By that point, the paper was a shitshow. Consider one incident that occurred the same month: One Monday morning, staff members showed up at the Observer offices to find a distraught sales representative packing her things. The sales rep had resigned the preceding Friday, giving two weeks notice. Yet according to the sales rep and sources familiar with the event, when she showed up that morning, Barnes, apparently upset about her resignation, started screaming at her, demanding that she leave.

At one point, Barnes even got on his hands and knees, crawled under her desk, unplugged her computer, and walked away with the cord. The representative left that day without being given the opportunity to turn over her accounts, which had outstanding business deals. “It actually left the company reeling for a while,” one former employee said. “It really freaked a lot of folks out.”

Four months later, Harleen Kahlon, the general manager of digital, was forced to leave under similar circumstances. Sources say that during a meeting with Barnes and Kushner, Kushner became disproportionately irate and hostile in the middle of a disagreement. She returned to the office the following week and told Barnes she planned to resign; a few days later, Barnes had her escorted out of the building.

Throughout all of this, Kushner has “kept the wool over his eyes,” as one source put it. At this point, “I think it’s too difficult for Jared to even question whether Christopher is good,” the source speculated, “because then he would have to deal with the Observer.”

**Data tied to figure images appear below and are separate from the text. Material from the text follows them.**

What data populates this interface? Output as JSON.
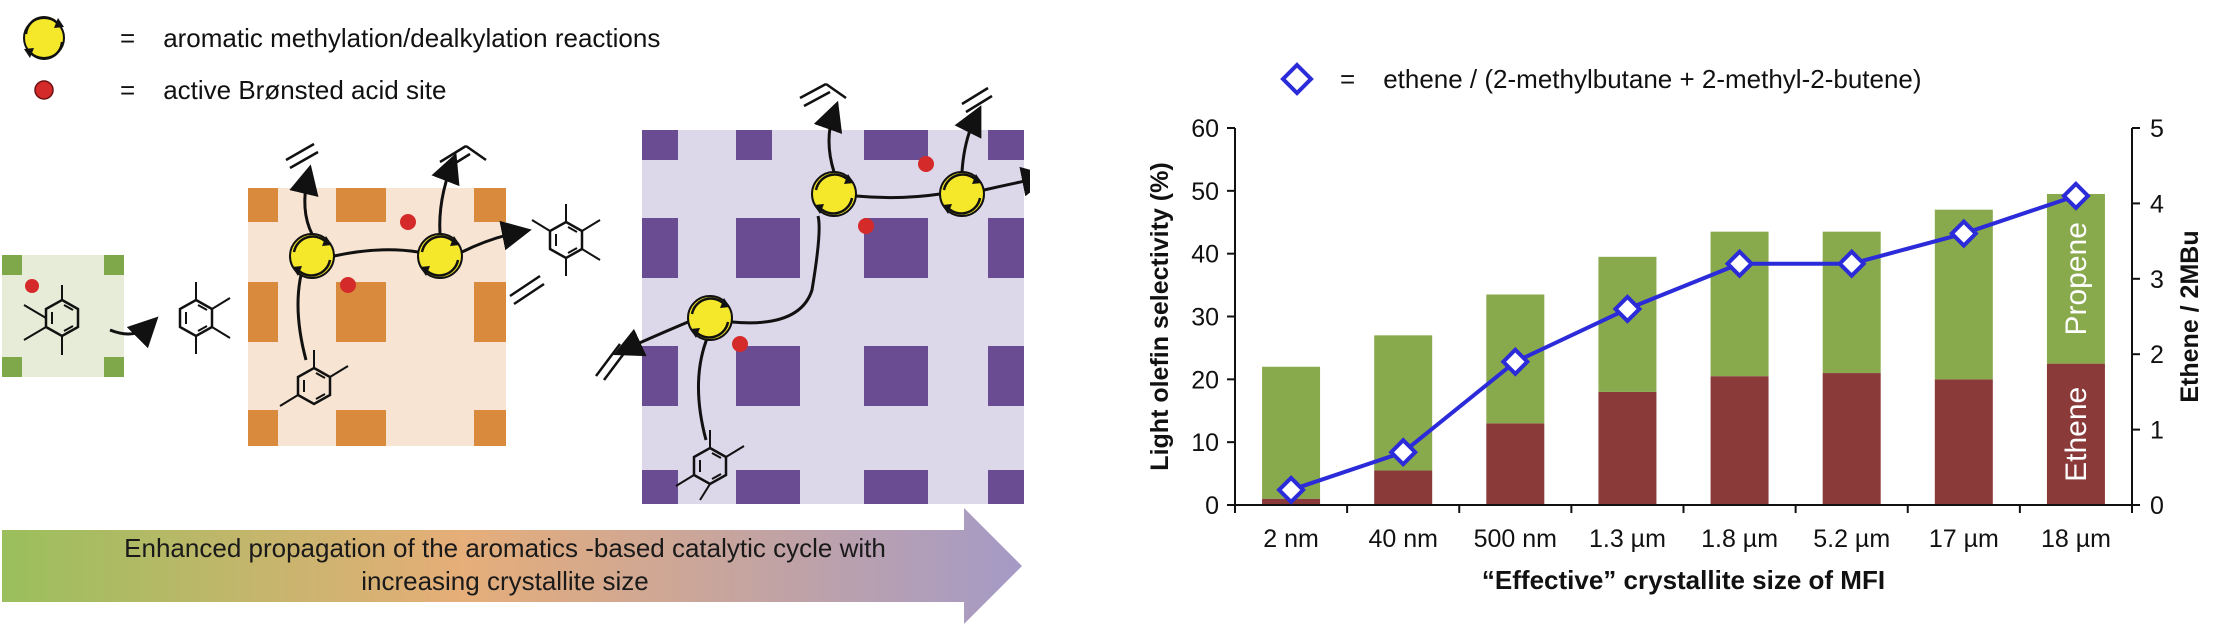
{
  "legend": {
    "methylation_eq": "=",
    "methylation_text": "aromatic methylation/dealkylation reactions",
    "acid_eq": "=",
    "acid_text": "active Brønsted acid site"
  },
  "arrow": {
    "text_line1": "Enhanced propagation of the aromatics -based catalytic cycle with",
    "text_line2": "increasing crystallite size",
    "gradient_colors": [
      "#8fb84a",
      "#e3a56a",
      "#9b8fc0"
    ]
  },
  "crystal_colors": {
    "small_bg": "#e6ecd8",
    "small_block": "#7fa84a",
    "medium_bg": "#f7e4d2",
    "medium_block": "#d98a3c",
    "large_bg": "#ddd7ea",
    "large_block": "#6a4c93",
    "cycle_fill": "#f5e72a",
    "acid_site": "#d42a2a"
  },
  "chart_legend": {
    "eq": "=",
    "text": "ethene / (2-methylbutane + 2-methyl-2-butene)"
  },
  "chart_data": {
    "type": "bar",
    "categories": [
      "2 nm",
      "40 nm",
      "500 nm",
      "1.3 µm",
      "1.8 µm",
      "5.2 µm",
      "17 µm",
      "18 µm"
    ],
    "series": [
      {
        "name": "Ethene",
        "values": [
          1,
          5.5,
          13,
          18,
          20.5,
          21,
          20,
          22.5
        ],
        "color": "#8b3a3a"
      },
      {
        "name": "Propene",
        "values": [
          21,
          21.5,
          20.5,
          21.5,
          23,
          22.5,
          27,
          27
        ],
        "color": "#88a94c"
      }
    ],
    "line_series": {
      "values": [
        0.2,
        0.7,
        1.9,
        2.6,
        3.2,
        3.2,
        3.6,
        4.1
      ],
      "color": "#2b2bd9"
    },
    "xlabel": "“Effective” crystallite size of MFI",
    "ylabel": "Light olefin selectivity (%)",
    "y2label": "Ethene / 2MBu",
    "ylim": [
      0,
      60
    ],
    "y2lim": [
      0,
      5
    ],
    "yticks": [
      "0",
      "10",
      "20",
      "30",
      "40",
      "50",
      "60"
    ],
    "y2ticks": [
      "0",
      "1",
      "2",
      "3",
      "4",
      "5"
    ],
    "stacked": true,
    "grid": false
  }
}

“Both Jared and Christopher have a deep hatred for anybody who works at the Observer,” a former employee said. “The reason for that is, on Jared’s part, that he resents the Observer [staff] for not helping him make it a success . . . The Observer is something that he has been embroiled in a fight with, and how dare the Observer defy his attempts to make it successful. They’re like, ‘How the fuck are you people coming in here and not making this work?’ And they fail to see that the common thread is the two of them.”